En France, la Prep reste à peine disponible: plus de 400 personnes sont suivies sous Prep à travers l’essai ANRS-Ipergay qui continue dans sa phase « open label » et dont le reste des données devraient être présentées à la CROI début 2016. La situation est quelque peu bloquée, alors que la RTU du Truvada® en usage préventif demandée par Aides tarde à être mis en place et qu’on attend une réponse du groupe de travail de l’ANSM à ce sujet. Pour le professeur Jean-Michel Molina, «c’est un moment difficile pour nous, en tant que médecins, de savoir que c’est efficace et de ne pas pouvoir le prescrire». D’autant plus que le Truvada® est déjà utilisé dans la communauté, à travers les traitements fournis pour le TEP, par le partage de traitement, par achat sur internet (comme ce générique du Truvada® que certains importent depuis l’Autralie). Dans iPergay, beaucoup de participants ont d’ailleurs voulu garder les pilules pour un usage postérieur.

Jean-Michel Molina se montre confiant et table sur une annonce du gouvernement pour le 1er décembre, alors qu’un nouveau projet d’essai Prep en partenariat avec l’ANRS est en train d’être mis au point pour la région parisienne.

«Are we convinced ? Yes we are !»

Ces retards et les limites du cadre d’intervention de la Prep ne freine pas l’enthousiasme de Sheena McCormack, qui a réaffirmé «Are we convinced ? Yes we are !» («Sommes nous convaincus? Oui, nous le sommes!») Pour elle, PROUD a montré que l’efficacité était plus forte dans les conditions du réel et Ipergay que les gens étaient capables d’adapter la Prep à leur besoin, selon la période et même selon leur pratiques.

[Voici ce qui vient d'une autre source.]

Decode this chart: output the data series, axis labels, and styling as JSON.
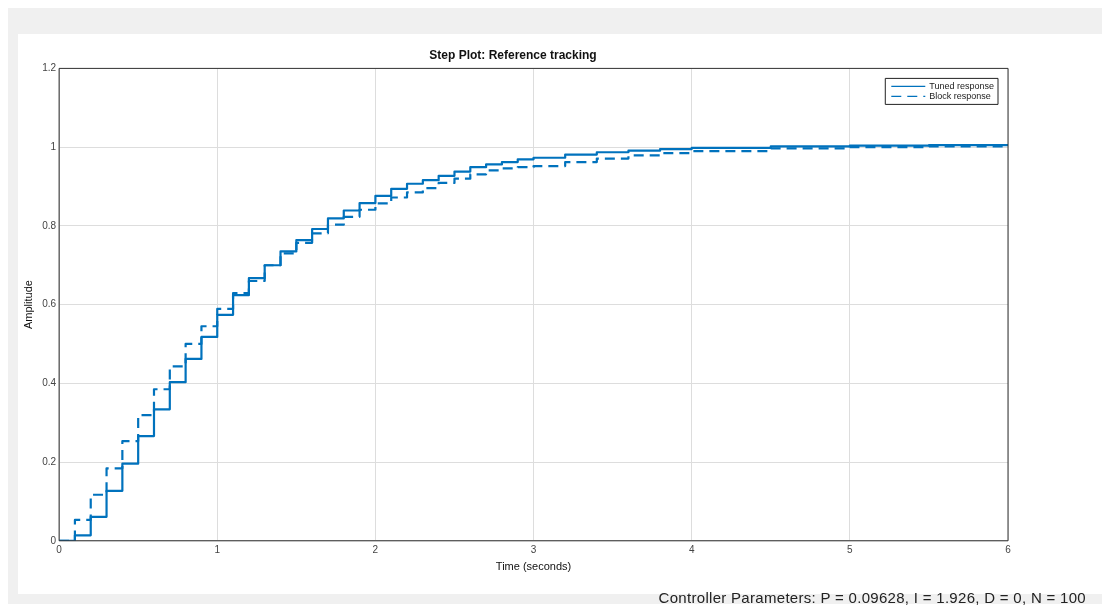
{
  "chart_data": {
    "type": "step",
    "title": "Step Plot: Reference tracking",
    "xlabel": "Time (seconds)",
    "ylabel": "Amplitude",
    "xlim": [
      0,
      6
    ],
    "xticks": [
      0,
      1,
      2,
      3,
      4,
      5,
      6
    ],
    "ylim": [
      0,
      1.2
    ],
    "yticks": [
      0,
      0.2,
      0.4,
      0.6,
      0.8,
      1,
      1.2
    ],
    "grid": true,
    "legend": "top right",
    "annotations": [
      "Controller Parameters: P = 0.09628, I = 1.926, D =  0, N = 100"
    ],
    "series": [
      {
        "name": "Tuned response",
        "color": "#0072bd",
        "line_style": "solid",
        "x": [
          0,
          0.1,
          0.2,
          0.3,
          0.4,
          0.5,
          0.6,
          0.7,
          0.8,
          0.9,
          1,
          1.1,
          1.2,
          1.3,
          1.4,
          1.5,
          1.6,
          1.7,
          1.8,
          1.9,
          2,
          2.1,
          2.2,
          2.3,
          2.4,
          2.5,
          2.6,
          2.7,
          2.8,
          2.9,
          3,
          3.2,
          3.4,
          3.6,
          3.8,
          4,
          4.5,
          5,
          5.5,
          6
        ],
        "values": [
          0,
          0.014,
          0.061,
          0.127,
          0.196,
          0.266,
          0.334,
          0.403,
          0.462,
          0.518,
          0.574,
          0.624,
          0.667,
          0.7,
          0.735,
          0.764,
          0.792,
          0.819,
          0.839,
          0.858,
          0.876,
          0.894,
          0.907,
          0.916,
          0.927,
          0.938,
          0.949,
          0.956,
          0.962,
          0.969,
          0.973,
          0.981,
          0.987,
          0.991,
          0.995,
          0.998,
          1.002,
          1.004,
          1.005,
          1.005
        ]
      },
      {
        "name": "Block response",
        "color": "#0072bd",
        "line_style": "dashed",
        "x": [
          0,
          0.1,
          0.2,
          0.3,
          0.4,
          0.5,
          0.6,
          0.7,
          0.8,
          0.9,
          1,
          1.1,
          1.2,
          1.3,
          1.4,
          1.5,
          1.6,
          1.7,
          1.8,
          1.9,
          2,
          2.1,
          2.2,
          2.3,
          2.4,
          2.5,
          2.6,
          2.7,
          2.8,
          2.9,
          3,
          3.2,
          3.4,
          3.6,
          3.8,
          4,
          4.5,
          5,
          5.5,
          6
        ],
        "values": [
          0,
          0.053,
          0.117,
          0.184,
          0.253,
          0.319,
          0.385,
          0.443,
          0.5,
          0.545,
          0.589,
          0.629,
          0.66,
          0.7,
          0.73,
          0.757,
          0.781,
          0.803,
          0.823,
          0.841,
          0.857,
          0.872,
          0.885,
          0.896,
          0.909,
          0.92,
          0.931,
          0.941,
          0.946,
          0.949,
          0.952,
          0.962,
          0.971,
          0.979,
          0.985,
          0.99,
          0.997,
          1,
          1.002,
          1.003
        ]
      }
    ]
  }
}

Maintenant, il faut se demander comment implémenter la Prep et on doit se pencher sur le rapport coût-efficacité : le programme doit être assez grand pour impacter l’épidémie et assez petit pour que les coûts restent sous contrôle.

Autre défi également : Pour Sheena McCormack, il va être ardu de convaincre les personnes qui pourraient en avoir besoin de la Prep que cette prévention est pour eux. La prévention évolue peut-être vers le biomédical, mais ce sont toujours les changements de comportement qui feront son succès. Pour cela, il faut que les professionnels de santé et les acteurs de la lutte contre le VIH ne stigmatisent pas les personnes ayant recours à la Prep et décident d’embrasser, vraiment, ce nouveau moyen de prévention.